I don’t recall anyone saying two weeks ago, “the Yankees are projected to win 98 games, but if they begin the season 1-2 (outscoring their opponent 21-18 over those 3 games), then they are only a 93-win team.” That makes no intuitive sense.  I sense that we’re mixing apples and oranges here.

And if the Yankees were projected to win 98 games, I’d agree.  But they weren’t, they were projected to win 96 by CAIRO.  So their going forward projection assuming 2009 tells us nothing about their ability would be 96/162 times the 159 remaining games, 94-65.  1-2 + 94-65 = 95-67.  The Monte Carlo spreadsheet includes a higher standard deviation than my Diamond projections btw, to account for the greater volatility in a season, which is probably where 95-67 becomes 93.7-68.3.

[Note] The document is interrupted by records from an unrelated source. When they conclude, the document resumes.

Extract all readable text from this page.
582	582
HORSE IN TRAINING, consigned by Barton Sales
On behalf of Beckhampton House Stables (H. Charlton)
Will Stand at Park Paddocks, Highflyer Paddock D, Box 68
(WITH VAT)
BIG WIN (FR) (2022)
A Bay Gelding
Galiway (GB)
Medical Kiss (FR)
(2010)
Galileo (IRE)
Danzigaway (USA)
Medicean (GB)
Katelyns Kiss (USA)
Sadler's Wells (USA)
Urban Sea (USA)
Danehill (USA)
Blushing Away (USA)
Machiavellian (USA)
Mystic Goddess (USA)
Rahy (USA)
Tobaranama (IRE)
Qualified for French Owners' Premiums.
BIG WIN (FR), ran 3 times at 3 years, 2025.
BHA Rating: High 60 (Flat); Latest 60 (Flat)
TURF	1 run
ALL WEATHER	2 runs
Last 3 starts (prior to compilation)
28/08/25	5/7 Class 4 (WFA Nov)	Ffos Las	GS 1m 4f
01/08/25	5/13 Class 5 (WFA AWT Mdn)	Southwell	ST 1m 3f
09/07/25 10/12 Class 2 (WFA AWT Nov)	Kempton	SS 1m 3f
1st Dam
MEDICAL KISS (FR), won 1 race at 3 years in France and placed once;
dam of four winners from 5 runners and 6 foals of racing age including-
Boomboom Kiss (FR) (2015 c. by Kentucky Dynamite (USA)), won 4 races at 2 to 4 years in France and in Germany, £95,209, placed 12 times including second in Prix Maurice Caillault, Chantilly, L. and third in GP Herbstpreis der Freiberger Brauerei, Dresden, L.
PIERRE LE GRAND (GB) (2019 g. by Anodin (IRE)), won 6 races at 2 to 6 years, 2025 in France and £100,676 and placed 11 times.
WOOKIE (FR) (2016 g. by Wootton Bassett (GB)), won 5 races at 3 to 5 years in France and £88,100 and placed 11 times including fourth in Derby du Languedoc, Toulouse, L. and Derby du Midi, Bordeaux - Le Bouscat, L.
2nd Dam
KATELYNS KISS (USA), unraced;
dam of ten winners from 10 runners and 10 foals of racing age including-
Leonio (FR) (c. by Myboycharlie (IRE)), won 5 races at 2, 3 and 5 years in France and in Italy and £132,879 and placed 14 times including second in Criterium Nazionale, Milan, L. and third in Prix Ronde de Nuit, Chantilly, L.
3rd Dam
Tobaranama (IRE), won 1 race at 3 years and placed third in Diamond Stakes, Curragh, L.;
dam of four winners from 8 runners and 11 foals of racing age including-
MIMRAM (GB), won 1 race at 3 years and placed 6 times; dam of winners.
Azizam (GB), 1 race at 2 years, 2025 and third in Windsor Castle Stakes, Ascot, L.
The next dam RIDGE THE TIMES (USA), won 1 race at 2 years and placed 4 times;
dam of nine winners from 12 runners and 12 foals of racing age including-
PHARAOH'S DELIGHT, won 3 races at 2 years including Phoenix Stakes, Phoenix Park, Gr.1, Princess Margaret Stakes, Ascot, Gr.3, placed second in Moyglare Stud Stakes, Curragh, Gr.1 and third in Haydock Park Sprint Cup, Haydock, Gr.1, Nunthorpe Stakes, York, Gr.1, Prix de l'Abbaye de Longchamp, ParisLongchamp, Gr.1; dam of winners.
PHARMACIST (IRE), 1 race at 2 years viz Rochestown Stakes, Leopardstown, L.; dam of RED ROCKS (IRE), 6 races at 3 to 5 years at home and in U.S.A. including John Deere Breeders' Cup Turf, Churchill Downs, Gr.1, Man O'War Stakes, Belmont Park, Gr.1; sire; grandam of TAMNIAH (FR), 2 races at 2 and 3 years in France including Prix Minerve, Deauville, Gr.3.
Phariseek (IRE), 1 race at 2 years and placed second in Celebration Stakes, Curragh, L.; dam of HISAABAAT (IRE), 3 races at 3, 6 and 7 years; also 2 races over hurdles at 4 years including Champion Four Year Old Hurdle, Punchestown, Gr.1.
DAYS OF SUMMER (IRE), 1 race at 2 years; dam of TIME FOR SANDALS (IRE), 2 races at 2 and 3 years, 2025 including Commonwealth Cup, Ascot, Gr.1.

isn’t this just Bayes’ Theorem (it’s been 10 years, cut me some slack)?

isn’t this just Bayes’ Theorem (it’s been 10 years, cut me some slack)?

Possibly, but if it were just the Bayes theorem, then the volatility (standard deviation) of the posterior distribution would decrease with additional data (assuming the predictions that we started with were the prior distributions). I don’t necessarily see that, but I could be missing something.

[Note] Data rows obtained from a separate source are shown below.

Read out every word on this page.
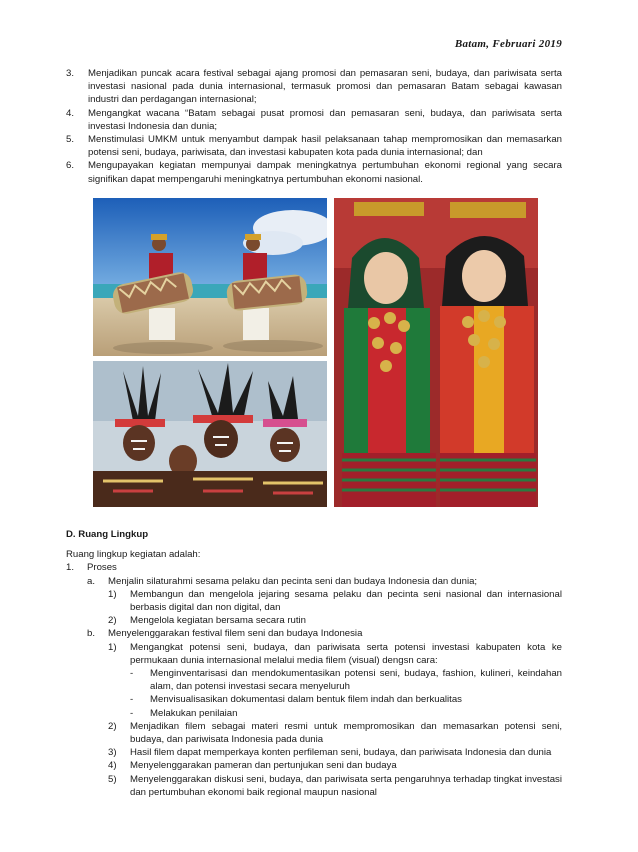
Batam, Februari 2019
3.	Menjadikan puncak acara festival sebagai ajang promosi dan pemasaran seni, budaya, dan pariwisata serta investasi nasional pada dunia internasional, termasuk promosi dan pemasaran Batam sebagai kawasan industri dan perdagangan internasional;
4.	Mengangkat wacana “Batam sebagai pusat promosi dan pemasaran seni, budaya, dan pariwisata serta investasi Indonesia dan dunia;
5.	Menstimulasi UMKM untuk menyambut dampak hasil pelaksanaan tahap mempromosikan dan memasarkan potensi seni, budaya, pariwisata, dan investasi kabupaten kota pada dunia internasional; dan
6.	Mengupayakan kegiatan mempunyai dampak meningkatnya pertumbuhan ekonomi regional yang secara signifikan dapat mempengaruhi meningkatnya pertumbuhan ekonomi nasional.
D. Ruang Lingkup
Ruang lingkup kegiatan adalah:
1.	Proses
a.	Menjalin silaturahmi sesama pelaku dan pecinta seni dan budaya Indonesia dan dunia;
1)	Membangun dan mengelola jejaring sesama pelaku dan pecinta seni nasional dan internasional berbasis digital dan non digital, dan
2)	Mengelola kegiatan bersama secara rutin
b.	Menyelenggarakan festival filem seni dan budaya Indonesia
1)	Mengangkat potensi seni, budaya, dan pariwisata serta potensi investasi kabupaten kota ke permukaan dunia internasional melalui media filem (visual) dengsn cara:
-	Menginventarisasi dan mendokumentasikan potensi seni, budaya, fashion, kulineri, keindahan alam, dan potensi investasi secara menyeluruh
-	Menvisualisasikan dokumentasi dalam bentuk filem indah dan berkualitas
-	Melakukan penilaian
2)	Menjadikan filem sebagai materi resmi untuk mempromosikan dan memasarkan potensi seni, budaya, dan pariwisata Indonesia pada dunia
3)	Hasil filem dapat memperkaya konten perfileman seni, budaya, dan pariwisata Indonesia dan dunia
4)	Menyelenggarakan pameran dan pertunjukan seni dan budaya
5)	Menyelenggarakan diskusi seni, budaya, dan pariwisata serta pengaruhnya terhadap tingkat investasi dan pertumbuhan ekonomi baik regional maupun nasional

Any system that has every team (except the Nationals) winning 100+ games at least once should probably be promptly ignored.

How much playing time was attributed to David Price?

There are 10,000 seasons.  I’m sure with that many any number of fluky things can happen and pretty much any team could win over 100.  That’s almost 2 orders of magnitude more games than have been played real history.

I didn’t get to comment yesterday on Swisher when the comparisons were made with Giambi, but with his eyeblack on and his squinty eyes, he sort of looks to me like Don Mattingly. Hope he ends up hitting like the pre 1990 version. 

The articles the first few days by Klapish on how Tex and CC were a waste of money are now followed up by an article that praises Burnett for his guts.
What a ridiculous thing to say. Why would a player give a guy an interview after such BS?

Possibly, but if it were just the Bayes theorem, then the volatility (standard deviation) of the posterior distribution would decrease with additional data (assuming the predictions that we started with were the prior distributions). I don’t necessarily see that, but I could be missing something.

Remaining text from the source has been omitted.